Companies from the northern Netherlands are joining forces to develop an electrolyzer to produce green hydrogen for light aircraft, drones and ground equipment.
At Groningen Airport Eelde, a northern Dutch consortium is going to produce green hydrogen via its own electrolyzer to provide light aircraft, drones and ground equipment with sustainable energy. Within this project, called WAviatER, northern Dutch companies and knowledge institutes are teaming up to establish the industrial production of electrolyzers in the Netherlands. It was recently announced that the partnership will receive €3.5 million in funding from the European Regional Development Fund (ERDF).
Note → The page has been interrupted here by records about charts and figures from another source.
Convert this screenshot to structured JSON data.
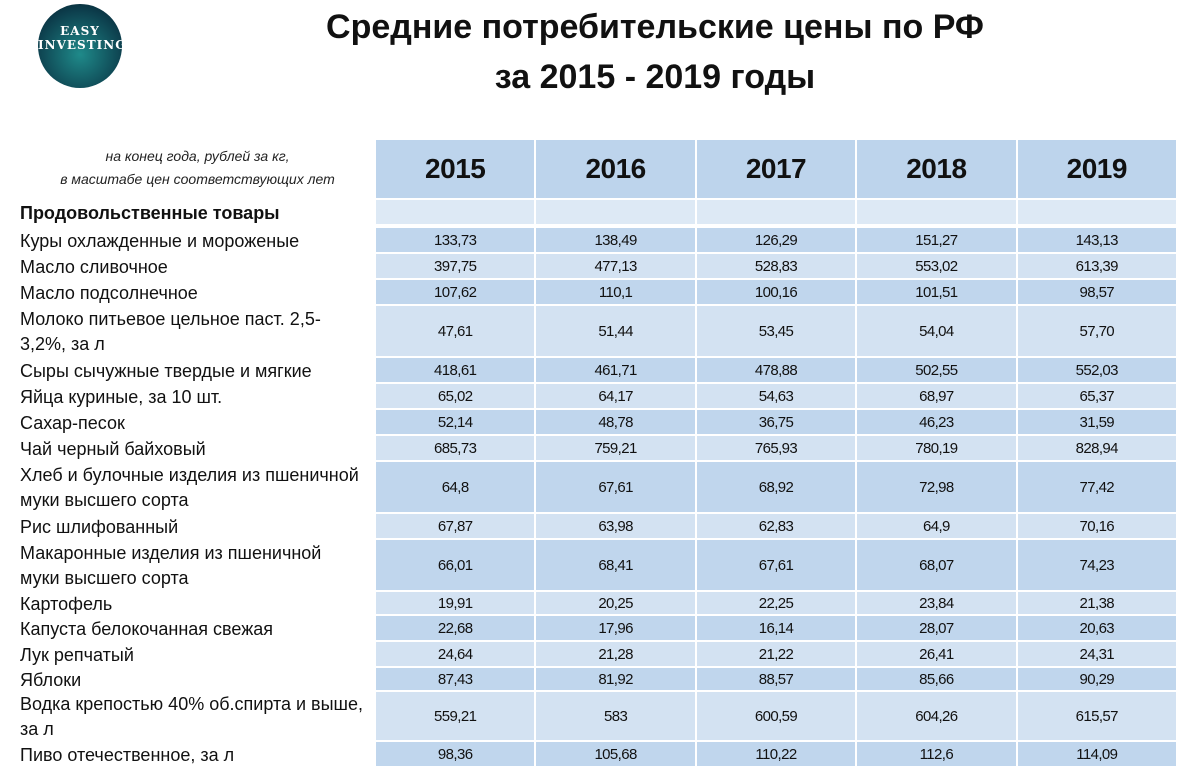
{
  "header": {
    "title_line1": "Средние потребительские цены по РФ",
    "title_line2": "за 2015 - 2019 годы"
  },
  "logo": {
    "line1": "EASY",
    "line2": "INVESTING"
  },
  "table": {
    "note_line1": "на конец года, рублей за кг,",
    "note_line2": "в масштабе цен соответствующих лет",
    "columns": [
      "2015",
      "2016",
      "2017",
      "2018",
      "2019"
    ],
    "section": "Продовольственные товары",
    "rows": [
      {
        "label": "Куры охлажденные и мороженые",
        "values": [
          "133,73",
          "138,49",
          "126,29",
          "151,27",
          "143,13"
        ]
      },
      {
        "label": "Масло сливочное",
        "values": [
          "397,75",
          "477,13",
          "528,83",
          "553,02",
          "613,39"
        ]
      },
      {
        "label": "Масло подсолнечное",
        "values": [
          "107,62",
          "110,1",
          "100,16",
          "101,51",
          "98,57"
        ]
      },
      {
        "label": "Молоко питьевое цельное  паст. 2,5-3,2%, за л",
        "values": [
          "47,61",
          "51,44",
          "53,45",
          "54,04",
          "57,70"
        ]
      },
      {
        "label": "Сыры сычужные твердые и мягкие",
        "values": [
          "418,61",
          "461,71",
          "478,88",
          "502,55",
          "552,03"
        ]
      },
      {
        "label": "Яйца куриные, за 10 шт.",
        "values": [
          "65,02",
          "64,17",
          "54,63",
          "68,97",
          "65,37"
        ]
      },
      {
        "label": "Сахар-песок",
        "values": [
          "52,14",
          "48,78",
          "36,75",
          "46,23",
          "31,59"
        ]
      },
      {
        "label": "Чай черный байховый",
        "values": [
          "685,73",
          "759,21",
          "765,93",
          "780,19",
          "828,94"
        ]
      },
      {
        "label": "Хлеб и булочные изделия из пшеничной муки высшего сорта",
        "values": [
          "64,8",
          "67,61",
          "68,92",
          "72,98",
          "77,42"
        ]
      },
      {
        "label": "Рис шлифованный",
        "values": [
          "67,87",
          "63,98",
          "62,83",
          "64,9",
          "70,16"
        ]
      },
      {
        "label": "Макаронные изделия из пшеничной муки высшего сорта",
        "values": [
          "66,01",
          "68,41",
          "67,61",
          "68,07",
          "74,23"
        ]
      },
      {
        "label": "Картофель",
        "values": [
          "19,91",
          "20,25",
          "22,25",
          "23,84",
          "21,38"
        ]
      },
      {
        "label": "Капуста белокочанная свежая",
        "values": [
          "22,68",
          "17,96",
          "16,14",
          "28,07",
          "20,63"
        ]
      },
      {
        "label": "Лук репчатый",
        "values": [
          "24,64",
          "21,28",
          "21,22",
          "26,41",
          "24,31"
        ]
      },
      {
        "label": "Яблоки",
        "values": [
          "87,43",
          "81,92",
          "88,57",
          "85,66",
          "90,29"
        ]
      },
      {
        "label": "Водка крепостью 40% об.спирта и выше, за л",
        "values": [
          "559,21",
          "583",
          "600,59",
          "604,26",
          "615,57"
        ]
      },
      {
        "label": "Пиво отечественное, за л",
        "values": [
          "98,36",
          "105,68",
          "110,22",
          "112,6",
          "114,09"
        ]
      }
    ]
  }
}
The northern Netherlands is recognized by Europe as an important center for the development of hydrogen technology, which has declared the region a Hydrogen Valley. Groningen Airport Eelde is also taking several initiatives which revolve around making airports and aviation more sustainable. The airport is home to, among other things, a 22MW solar park, which the WAviatER project can now use to generate green hydrogen.
Urgency to go green
Toon Hermans, managing director of Demcon energy systems, also thinks Groningen Airport Eelde is the ideal location to make a start with the technology. “In the northern Netherlands, organizations and companies are feeling the urgency to go green. In a short time we’ve managed to get a lot of parties on board who can make a relevant contribution. We’ve landed at the right place at the right time with the right people.” Demcon leads the consortium, which also comprises Groningen Airport Eelde, Douna Machinery Leeuwarden, JB Besturingstechniek, REDStack, New Energy Coalition and the University of Groningen.
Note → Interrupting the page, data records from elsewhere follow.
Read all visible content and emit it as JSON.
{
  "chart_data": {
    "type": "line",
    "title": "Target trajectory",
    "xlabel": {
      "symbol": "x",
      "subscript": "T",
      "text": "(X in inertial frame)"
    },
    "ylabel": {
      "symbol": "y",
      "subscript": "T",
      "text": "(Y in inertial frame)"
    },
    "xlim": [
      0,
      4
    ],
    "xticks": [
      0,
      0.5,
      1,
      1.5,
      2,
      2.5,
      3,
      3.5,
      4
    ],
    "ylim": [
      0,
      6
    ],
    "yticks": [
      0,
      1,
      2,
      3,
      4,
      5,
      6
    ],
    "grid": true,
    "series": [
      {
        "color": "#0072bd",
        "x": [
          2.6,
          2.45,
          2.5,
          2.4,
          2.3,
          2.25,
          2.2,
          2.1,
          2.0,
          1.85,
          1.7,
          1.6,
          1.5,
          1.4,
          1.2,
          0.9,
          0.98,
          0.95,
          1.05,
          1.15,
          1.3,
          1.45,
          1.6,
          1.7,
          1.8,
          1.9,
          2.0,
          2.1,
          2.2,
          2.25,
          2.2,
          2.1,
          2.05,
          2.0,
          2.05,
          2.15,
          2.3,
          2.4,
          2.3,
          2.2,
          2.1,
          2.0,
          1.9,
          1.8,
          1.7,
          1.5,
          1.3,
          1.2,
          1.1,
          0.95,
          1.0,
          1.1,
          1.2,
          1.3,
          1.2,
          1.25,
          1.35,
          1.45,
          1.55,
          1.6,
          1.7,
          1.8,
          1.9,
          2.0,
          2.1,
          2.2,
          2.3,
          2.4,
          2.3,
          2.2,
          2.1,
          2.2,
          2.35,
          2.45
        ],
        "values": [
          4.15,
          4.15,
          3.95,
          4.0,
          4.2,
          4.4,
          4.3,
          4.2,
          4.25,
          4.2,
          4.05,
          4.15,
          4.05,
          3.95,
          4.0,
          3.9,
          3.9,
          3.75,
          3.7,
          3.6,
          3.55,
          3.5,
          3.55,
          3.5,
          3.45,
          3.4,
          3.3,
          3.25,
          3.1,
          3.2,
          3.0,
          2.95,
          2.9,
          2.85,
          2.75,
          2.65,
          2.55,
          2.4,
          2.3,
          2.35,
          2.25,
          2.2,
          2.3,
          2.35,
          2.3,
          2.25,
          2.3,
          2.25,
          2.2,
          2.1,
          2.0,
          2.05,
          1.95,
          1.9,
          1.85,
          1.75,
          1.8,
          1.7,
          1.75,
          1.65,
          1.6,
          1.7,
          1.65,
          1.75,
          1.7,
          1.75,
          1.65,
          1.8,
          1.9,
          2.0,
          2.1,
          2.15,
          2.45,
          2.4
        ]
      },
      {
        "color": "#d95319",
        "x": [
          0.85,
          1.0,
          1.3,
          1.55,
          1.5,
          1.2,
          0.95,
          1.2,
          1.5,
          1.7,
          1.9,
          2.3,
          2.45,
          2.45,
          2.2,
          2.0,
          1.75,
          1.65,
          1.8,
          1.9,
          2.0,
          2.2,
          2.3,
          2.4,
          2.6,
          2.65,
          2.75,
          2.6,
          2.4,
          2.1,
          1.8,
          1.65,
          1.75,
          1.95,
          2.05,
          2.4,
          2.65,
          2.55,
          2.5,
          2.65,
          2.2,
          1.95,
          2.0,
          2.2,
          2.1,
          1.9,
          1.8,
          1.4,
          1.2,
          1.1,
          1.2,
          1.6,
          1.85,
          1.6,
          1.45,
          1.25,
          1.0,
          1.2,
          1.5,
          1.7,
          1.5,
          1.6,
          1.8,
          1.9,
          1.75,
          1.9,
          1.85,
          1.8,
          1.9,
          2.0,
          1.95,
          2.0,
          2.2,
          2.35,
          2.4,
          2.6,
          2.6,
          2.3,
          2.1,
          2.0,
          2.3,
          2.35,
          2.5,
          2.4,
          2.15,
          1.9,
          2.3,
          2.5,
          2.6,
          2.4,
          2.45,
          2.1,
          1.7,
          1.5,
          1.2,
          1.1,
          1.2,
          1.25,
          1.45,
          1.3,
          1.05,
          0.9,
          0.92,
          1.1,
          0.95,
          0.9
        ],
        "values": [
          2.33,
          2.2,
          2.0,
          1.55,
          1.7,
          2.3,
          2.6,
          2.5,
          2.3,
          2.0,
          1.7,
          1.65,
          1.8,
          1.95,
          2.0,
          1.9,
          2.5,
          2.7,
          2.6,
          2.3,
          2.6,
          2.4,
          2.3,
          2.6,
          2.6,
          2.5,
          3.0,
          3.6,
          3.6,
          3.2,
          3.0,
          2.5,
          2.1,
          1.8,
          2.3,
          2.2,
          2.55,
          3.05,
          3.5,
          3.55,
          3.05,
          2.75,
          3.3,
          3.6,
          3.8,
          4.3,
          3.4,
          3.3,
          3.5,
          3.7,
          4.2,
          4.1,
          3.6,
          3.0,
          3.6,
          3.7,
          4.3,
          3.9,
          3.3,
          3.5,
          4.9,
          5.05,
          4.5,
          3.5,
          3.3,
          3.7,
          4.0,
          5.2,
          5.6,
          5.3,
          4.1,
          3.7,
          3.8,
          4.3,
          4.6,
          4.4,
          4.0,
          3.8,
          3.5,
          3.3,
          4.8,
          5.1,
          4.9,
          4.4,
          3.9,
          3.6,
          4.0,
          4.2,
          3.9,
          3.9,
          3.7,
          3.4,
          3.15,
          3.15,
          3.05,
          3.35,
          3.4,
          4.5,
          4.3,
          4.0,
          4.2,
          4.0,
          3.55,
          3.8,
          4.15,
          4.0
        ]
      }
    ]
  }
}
The partnership centers on the actual development of concrete products. “Lots of subsidies are being given to stimulate good ideas surrounding sustainable energy. But if we really want to achieve something and accelerate the energy transition, factories have to be built. I’m really pleased that we’re going to work on the production of green hydrogen in this project,” Hermans says.
Avoiding scarce metals
The electrolyzer at Groningen Airport Eelde uses green electricity to split water into hydrogen and oxygen. The project is avoiding the use of scarce metals, such as platinum, iridium and palladium. “Many of the scarce metals used for electrolyzers and batteries are becoming increasingly more expensive over the years. Therefore, we only use nickel for our electrodes.”
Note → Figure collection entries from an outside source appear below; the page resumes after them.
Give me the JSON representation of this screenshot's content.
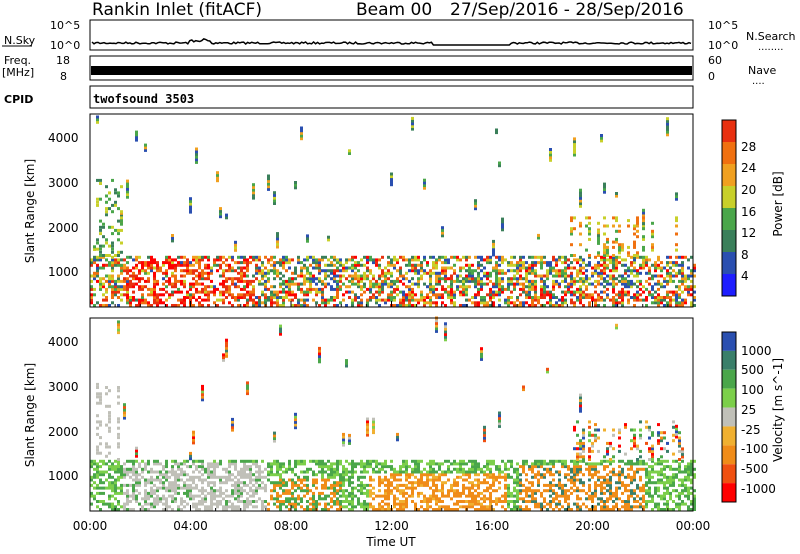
{
  "header": {
    "station": "Rankin Inlet (fitACF)",
    "beam": "Beam 00",
    "date_range": "27/Sep/2016 - 28/Sep/2016"
  },
  "nsky_panel": {
    "left_label": "N.Sky",
    "right_label": "N.Search",
    "right_legend_line": "........",
    "ticks": [
      "10^5",
      "10^0"
    ]
  },
  "freq_panel": {
    "left_label_1": "Freq.",
    "left_label_2": "[MHz]",
    "right_label": "Nave",
    "right_legend_line": "....",
    "left_ticks": [
      "18",
      "8"
    ],
    "right_ticks": [
      "60",
      "0"
    ]
  },
  "cpid_panel": {
    "label": "CPID",
    "value": "twofsound 3503"
  },
  "colors": {
    "power_scale": [
      "#1e1eff",
      "#2a4fb0",
      "#3a7f5a",
      "#4aa64a",
      "#c8d02a",
      "#f0a020",
      "#f07010",
      "#e83010",
      "#ff0000"
    ],
    "velocity_scale": [
      "#ff0000",
      "#f05010",
      "#f08c18",
      "#f0b030",
      "#c0c0b8",
      "#7ccf4a",
      "#4aa64a",
      "#3a7f6a",
      "#2a4fb0"
    ]
  },
  "chart_data": [
    {
      "type": "heatmap",
      "name": "power",
      "ylabel": "Slant Range [km]",
      "yticks": [
        "1000",
        "2000",
        "3000",
        "4000"
      ],
      "ylim": [
        180,
        4500
      ],
      "xlim": [
        "00:00",
        "24:00"
      ],
      "colorbar": {
        "label": "Power [dB]",
        "ticks": [
          "4",
          "8",
          "12",
          "16",
          "20",
          "24",
          "28"
        ],
        "range": [
          0,
          32
        ]
      }
    },
    {
      "type": "heatmap",
      "name": "velocity",
      "ylabel": "Slant Range [km]",
      "yticks": [
        "1000",
        "2000",
        "3000",
        "4000"
      ],
      "ylim": [
        180,
        4500
      ],
      "xlim": [
        "00:00",
        "24:00"
      ],
      "xlabel": "Time UT",
      "xticks": [
        "00:00",
        "04:00",
        "08:00",
        "12:00",
        "16:00",
        "20:00",
        "00:00"
      ],
      "colorbar": {
        "label": "Velocity [m s^-1]",
        "ticks": [
          "1000",
          "500",
          "100",
          "25",
          "-25",
          "-100",
          "-500",
          "-1000"
        ]
      }
    }
  ]
}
At present, green hydrogen is not yet competitive enough with natural gas-based production of ‘grey’ hydrogen. Consequently, an important goal of the project is to make the production of green hydrogen cheaper.
REDstack in Sneek, one of the companies that joined the consortium, is a specialist in sustainable energy production by means of a ‘membrane process’. This involves the controlled mixing of salt and fresh water in so-called stacks to generate electrical energy. The production technology that the company develops for its stacks is also suitable for the fabrication of stacks for electrolyzers. Hermans: “It has got to be efficient and very cheap. Solutions like this make the large-scale production of green hydrogen affordable. We are also looking very closely in this project at the composition of components and at assembly techniques in order to keep production costs as low as possible.”
Independence from foreign countries
Hermans is convinced that the Netherlands needs to invest in a national hydrogen ecosystem in order to keep up with the energy transition. “The transition is going so fast at the moment that electrolyzers will soon be in short supply. We rely too much on energy from other countries. But if we want to be assured of enough supplies, we must become independent. This consortium is a step in the right direction.”
The project will run until October 2023; by then there must be an operational plant at Groningen Airport Eelde. Initially, the green hydrogen produced in the project is intended for on-site use. “In follow-up projects, we can reprocess the hydrogen and make it suitable for use in transportation and elsewhere by means of high-pressure technology. From a broader perspective, this is just the first step in the northern Netherlands towards establishing an ecosystem of companies that will develop products for the hydrogen economy.”